La question du sucre

Dans la production d’un vin issu de la méthode traditionnelle, on détermine à la fin de la vinification le « dosage » du vin, c’est à dire l’ajout d’une quantité variable de liqueur sucrée qui apportera de la rondeur, voire de la douceur, au vin. Cette quantité de liqueur déterminera le type de vin obtenu : de moins de 3 g de sucre par litre pour un « brut nature » à plus de 50 g de sucre par litre pour un doux. Entre les deux, la gamme comprend des « bruts » (moins de 15 g), largement les plus consommés, des secs et des demi-secs. La tendance est aux goûts peu sucrés comme en témoigne la mode pour des champagnes très peu ou non dosés, des vins incisifs, d’une grande pureté mais qui ne tolèrent pas la médiocrité. D’autres vins effervescents, comme les moscato d’Asti, certaines clairettes de Die et blanquettes de Limoux ont su maintenir un style doux.

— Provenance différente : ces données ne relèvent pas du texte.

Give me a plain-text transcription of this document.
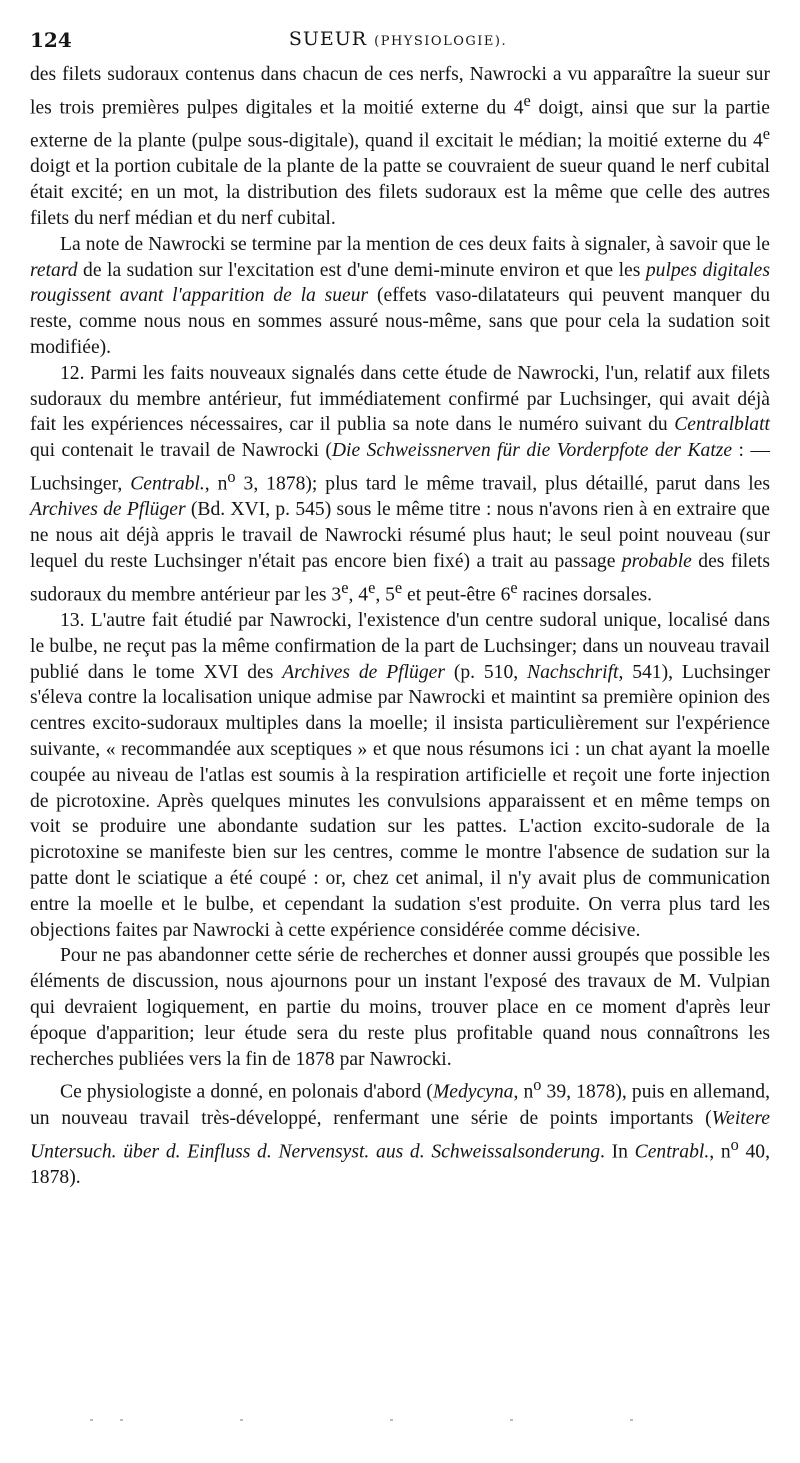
124	SUEUR (PHYSIOLOGIE).

des filets sudoraux contenus dans chacun de ces nerfs, Nawrocki a vu apparaître la sueur sur les trois premières pulpes digitales et la moitié externe du 4e doigt, ainsi que sur la partie externe de la plante (pulpe sous-digitale), quand il excitait le médian; la moitié externe du 4e doigt et la portion cubitale de la plante de la patte se couvraient de sueur quand le nerf cubital était excité; en un mot, la distribution des filets sudoraux est la même que celle des autres filets du nerf médian et du nerf cubital.

La note de Nawrocki se termine par la mention de ces deux faits à signaler, à savoir que le retard de la sudation sur l'excitation est d'une demi-minute environ et que les pulpes digitales rougissent avant l'apparition de la sueur (effets vaso-dilatateurs qui peuvent manquer du reste, comme nous nous en sommes assuré nous-même, sans que pour cela la sudation soit modifiée).

12. Parmi les faits nouveaux signalés dans cette étude de Nawrocki, l'un, relatif aux filets sudoraux du membre antérieur, fut immédiatement confirmé par Luchsinger, qui avait déjà fait les expériences nécessaires, car il publia sa note dans le numéro suivant du Centralblatt qui contenait le travail de Nawrocki (Die Schweissnerven für die Vorderpfote der Katze : — Luchsinger, Centrabl., $n^o$ 3, 1878); plus tard le même travail, plus détaillé, parut dans les Archives de Pflüger (Bd. XVI, p. 545) sous le même titre : nous n'avons rien à en extraire que ne nous ait déjà appris le travail de Nawrocki résumé plus haut; le seul point nouveau (sur lequel du reste Luchsinger n'était pas encore bien fixé) a trait au passage probable des filets sudoraux du membre antérieur par les 3e, 4e, 5e et peut-être 6e racines dorsales.

13. L'autre fait étudié par Nawrocki, l'existence d'un centre sudoral unique, localisé dans le bulbe, ne reçut pas la même confirmation de la part de Luchsinger; dans un nouveau travail publié dans le tome XVI des Archives de Pflüger (p. 510, Nachschrift, 541), Luchsinger s'éleva contre la localisation unique admise par Nawrocki et maintint sa première opinion des centres excito-sudoraux multiples dans la moelle; il insista particulièrement sur l'expérience suivante, « recommandée aux sceptiques » et que nous résumons ici : un chat ayant la moelle coupée au niveau de l'atlas est soumis à la respiration artificielle et reçoit une forte injection de picrotoxine. Après quelques minutes les convulsions apparaissent et en même temps on voit se produire une abondante sudation sur les pattes. L'action excito-sudorale de la picrotoxine se manifeste bien sur les centres, comme le montre l'absence de sudation sur la patte dont le sciatique a été coupé : or, chez cet animal, il n'y avait plus de communication entre la moelle et le bulbe, et cependant la sudation s'est produite. On verra plus tard les objections faites par Nawrocki à cette expérience considérée comme décisive.

Pour ne pas abandonner cette série de recherches et donner aussi groupés que possible les éléments de discussion, nous ajournons pour un instant l'exposé des travaux de M. Vulpian qui devraient logiquement, en partie du moins, trouver place en ce moment d'après leur époque d'apparition; leur étude sera du reste plus profitable quand nous connaîtrons les recherches publiées vers la fin de 1878 par Nawrocki.

Ce physiologiste a donné, en polonais d'abord (Medycyna, $n^o$ 39, 1878), puis en allemand, un nouveau travail très-développé, renfermant une série de points importants (Weitere Untersuch. über d. Einfluss d. Nervensyst. aus d. Schweissalsonderung. In Centrabl., $n^o$ 40, 1878).
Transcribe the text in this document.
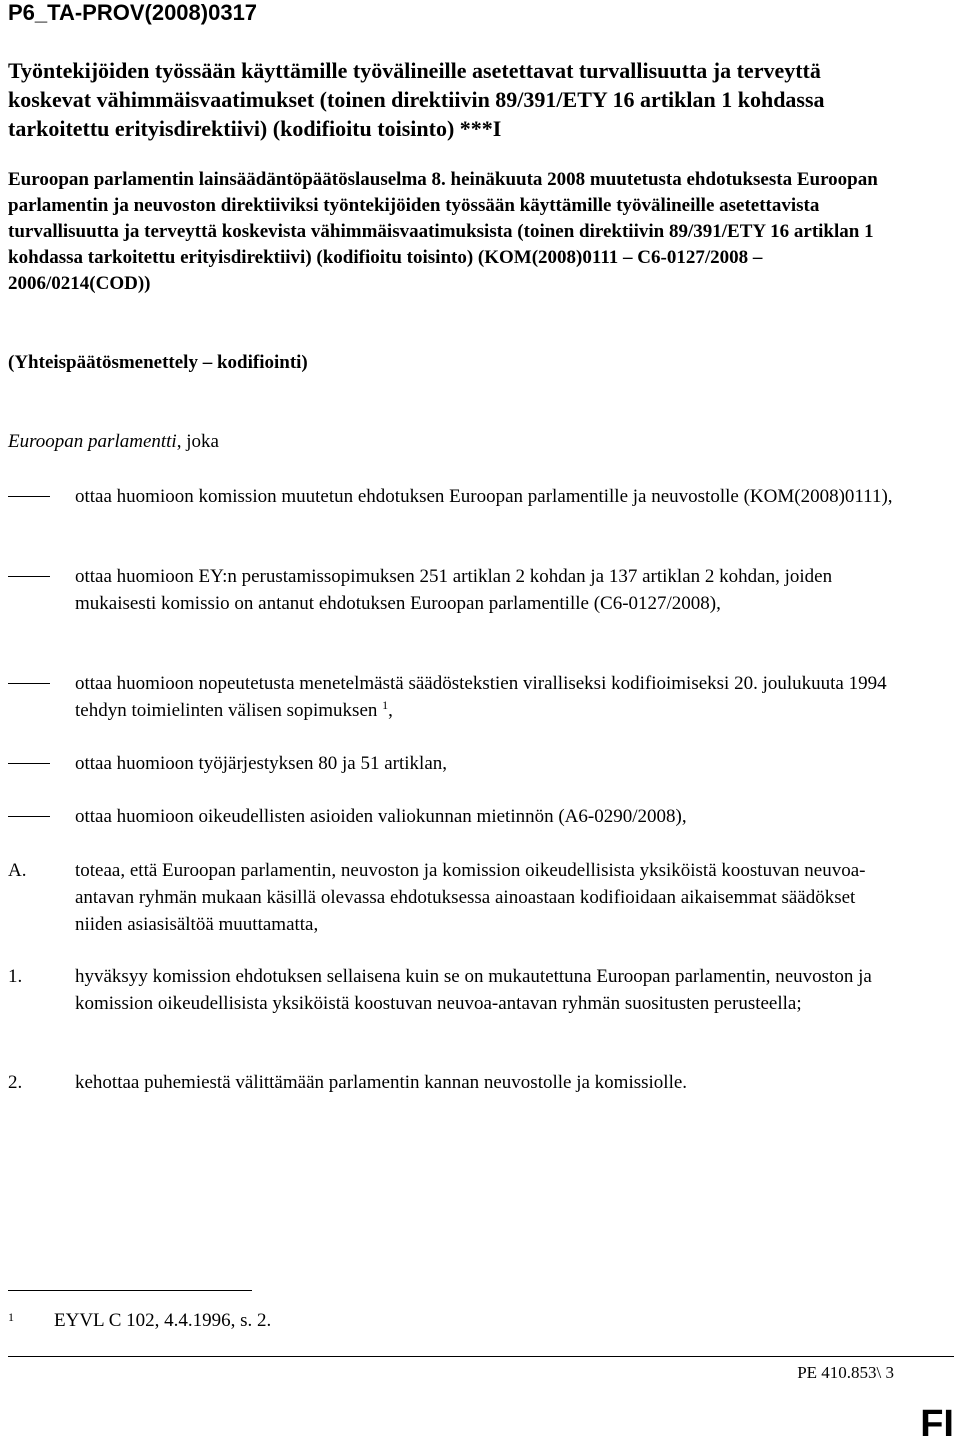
P6_TA-PROV(2008)0317
Työntekijöiden työssään käyttämille työvälineille asetettavat turvallisuutta ja terveyttä koskevat vähimmäisvaatimukset (toinen direktiivin 89/391/ETY 16 artiklan 1 kohdassa tarkoitettu erityisdirektiivi) (kodifioitu toisinto) ***I

Euroopan parlamentin lainsäädäntöpäätöslauselma 8. heinäkuuta 2008 muutetusta ehdotuksesta Euroopan parlamentin ja neuvoston direktiiviksi työntekijöiden työssään käyttämille työvälineille asetettavista turvallisuutta ja terveyttä koskevista vähimmäisvaatimuksista (toinen direktiivin 89/391/ETY 16 artiklan 1 kohdassa tarkoitettu erityisdirektiivi) (kodifioitu toisinto) (KOM(2008)0111 – C6-0127/2008 – 2006/0214(COD))

(Yhteispäätösmenettely – kodifiointi)
Euroopan parlamentti, joka
ottaa huomioon komission muutetun ehdotuksen Euroopan parlamentille ja neuvostolle (KOM(2008)0111),
ottaa huomioon EY:n perustamissopimuksen 251 artiklan 2 kohdan ja 137 artiklan 2 kohdan, joiden mukaisesti komissio on antanut ehdotuksen Euroopan parlamentille (C6-0127/2008),
ottaa huomioon nopeutetusta menetelmästä säädöstekstien viralliseksi kodifioimiseksi 20. joulukuuta 1994 tehdyn toimielinten välisen sopimuksen $^1$,
ottaa huomioon työjärjestyksen 80 ja 51 artiklan,
ottaa huomioon oikeudellisten asioiden valiokunnan mietinnön (A6-0290/2008),
A.	toteaa, että Euroopan parlamentin, neuvoston ja komission oikeudellisista yksiköistä koostuvan neuvoa-antavan ryhmän mukaan käsillä olevassa ehdotuksessa ainoastaan kodifioidaan aikaisemmat säädökset niiden asiasisältöä muuttamatta,
1.	hyväksyy komission ehdotuksen sellaisena kuin se on mukautettuna Euroopan parlamentin, neuvoston ja komission oikeudellisista yksiköistä koostuvan neuvoa-antavan ryhmän suositusten perusteella;
2.	kehottaa puhemiestä välittämään parlamentin kannan neuvostolle ja komissiolle.
1 EYVL C 102, 4.4.1996, s. 2.
PE 410.853\ 3
FI
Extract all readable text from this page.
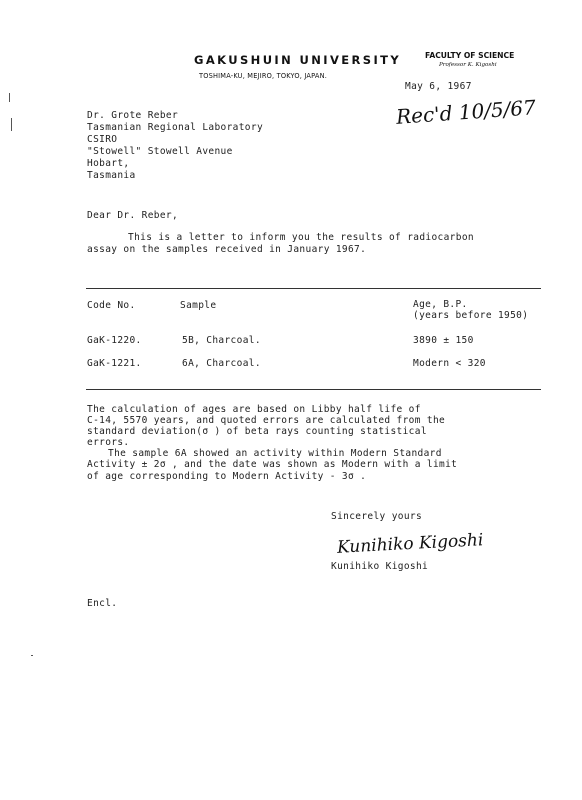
GAKUSHUIN UNIVERSITY
TOSHIMA-KU, MEJIRO, TOKYO, JAPAN.
FACULTY OF SCIENCE
Professor K. Kigoshi
May 6, 1967
Rec'd 10/5/67
Dr. Grote Reber
Tasmanian Regional Laboratory
CSIRO
"Stowell" Stowell Avenue
Hobart,
Tasmania
Dear Dr. Reber,
This is a letter to inform you the results of radiocarbon
assay on the samples received in January 1967.
Code No.	Sample	Age, B.P.
(years before 1950)
GaK-1220.	5B, Charcoal.	3890 ± 150
GaK-1221.	6A, Charcoal.	Modern < 320
The calculation of ages are based on Libby half life of
C-14, 5570 years, and quoted errors are calculated from the
standard deviation(σ ) of beta rays counting statistical
errors.
The sample 6A showed an activity within Modern Standard
Activity ± 2σ , and the date was shown as Modern with a limit
of age corresponding to Modern Activity - 3σ .
Sincerely yours
Kunihiko Kigoshi
Kunihiko Kigoshi
Encl.
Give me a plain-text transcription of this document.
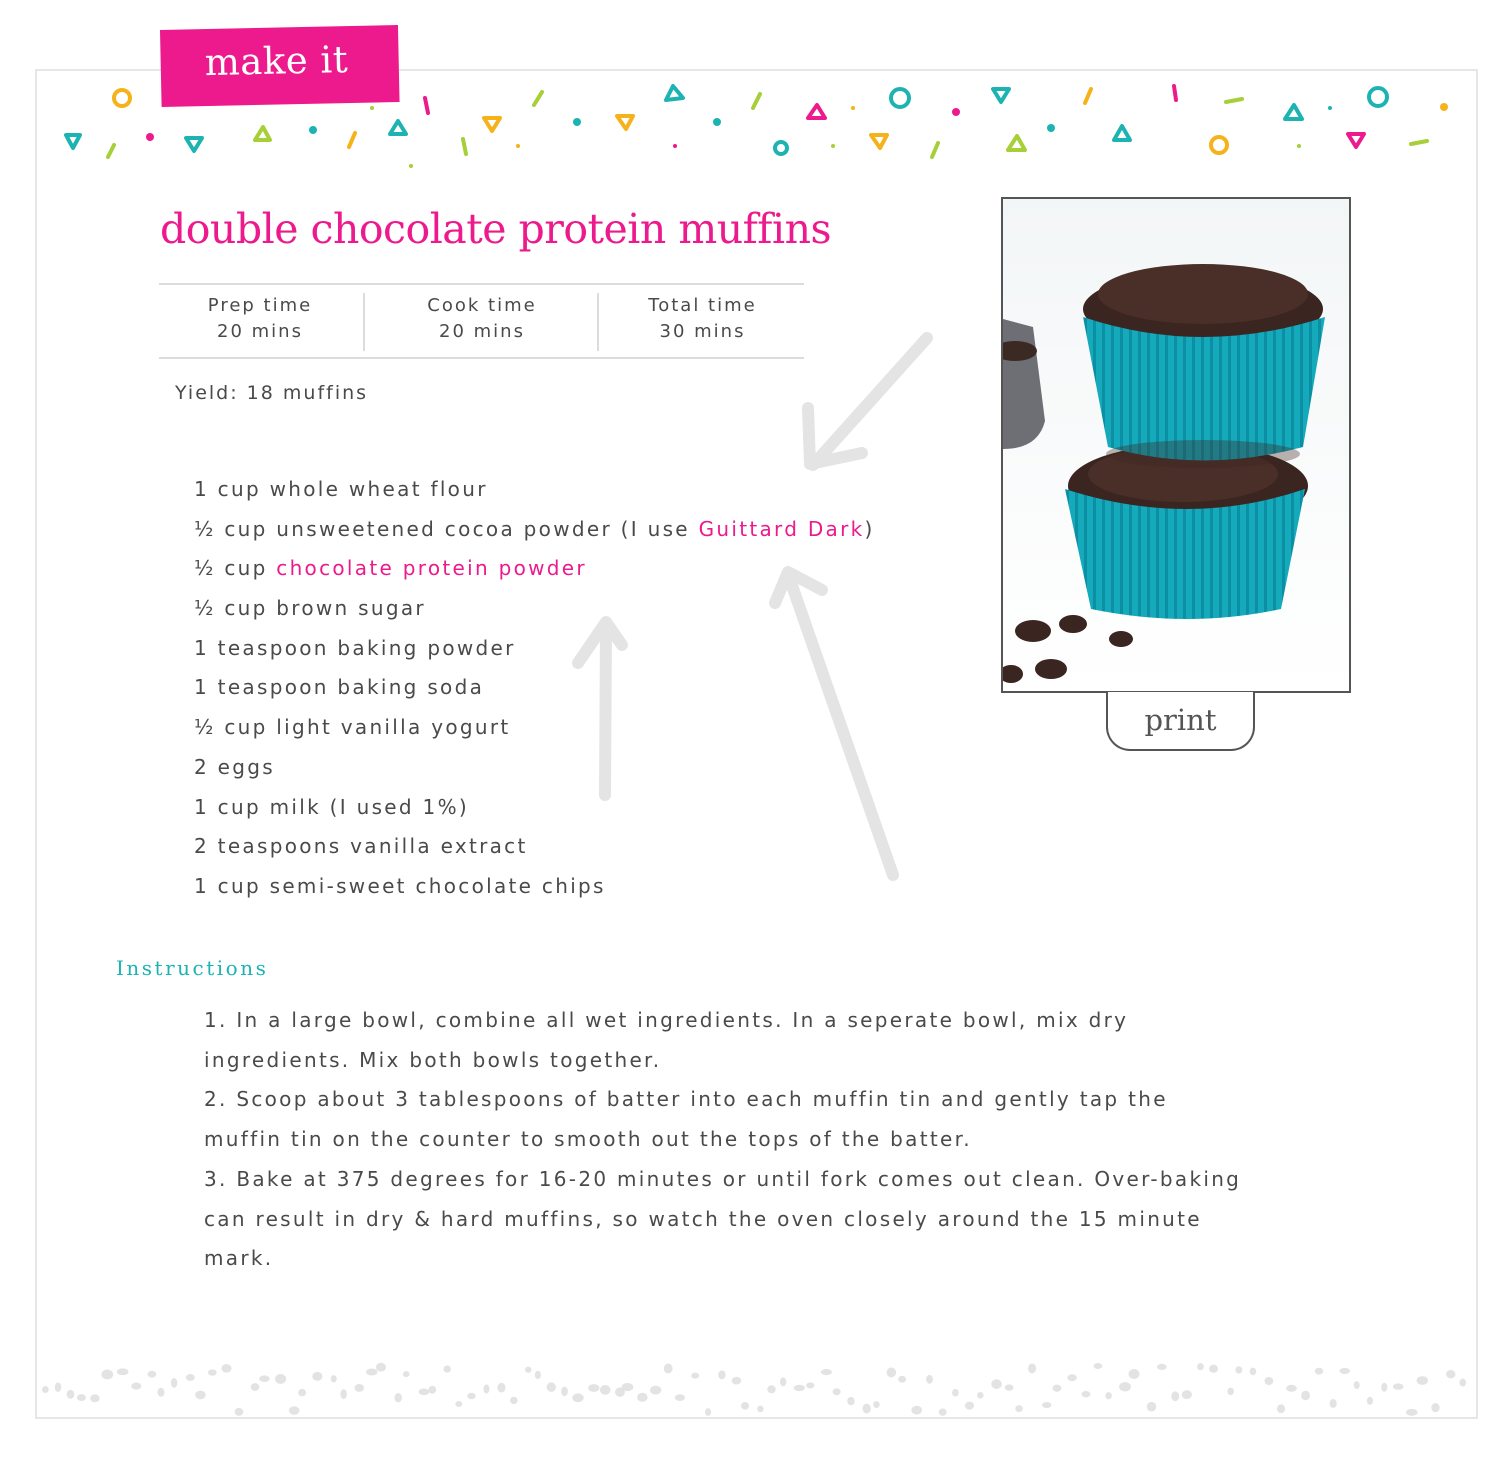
make it
double chocolate protein muffins
Prep time
20 mins
Cook time
20 mins
Total time
30 mins
Yield: 18 muffins
1 cup whole wheat flour
½ cup unsweetened cocoa powder (I use Guittard Dark)
½ cup chocolate protein powder
½ cup brown sugar
1 teaspoon baking powder
1 teaspoon baking soda
½ cup light vanilla yogurt
2 eggs
1 cup milk (I used 1%)
2 teaspoons vanilla extract
1 cup semi-sweet chocolate chips
print
Instructions

1. In a large bowl, combine all wet ingredients. In a seperate bowl, mix dry ingredients. Mix both bowls together.

2. Scoop about 3 tablespoons of batter into each muffin tin and gently tap the muffin tin on the counter to smooth out the tops of the batter.

3. Bake at 375 degrees for 16-20 minutes or until fork comes out clean. Over-baking can result in dry & hard muffins, so watch the oven closely around the 15 minute mark.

La bulle a-t-elle un goût ?

S’il y avait un goût à attribuer à la bulle, ce serait celui de la fête ! C’est très réducteur car le Champagne est un vin à part entière, d’une finesse particulière, magnifiquement apte au vieillissement et riche en style. Du strict point de vue gustatif, la bulle n’a aucun goût si ce n’est un léger apport en acidité. Pourtant sa présence a une incidence, réelle ou psychologique, sur la perception du vin en encourageant une sensation de fraîcheur par le picotement, même léger, qu’elle provoque.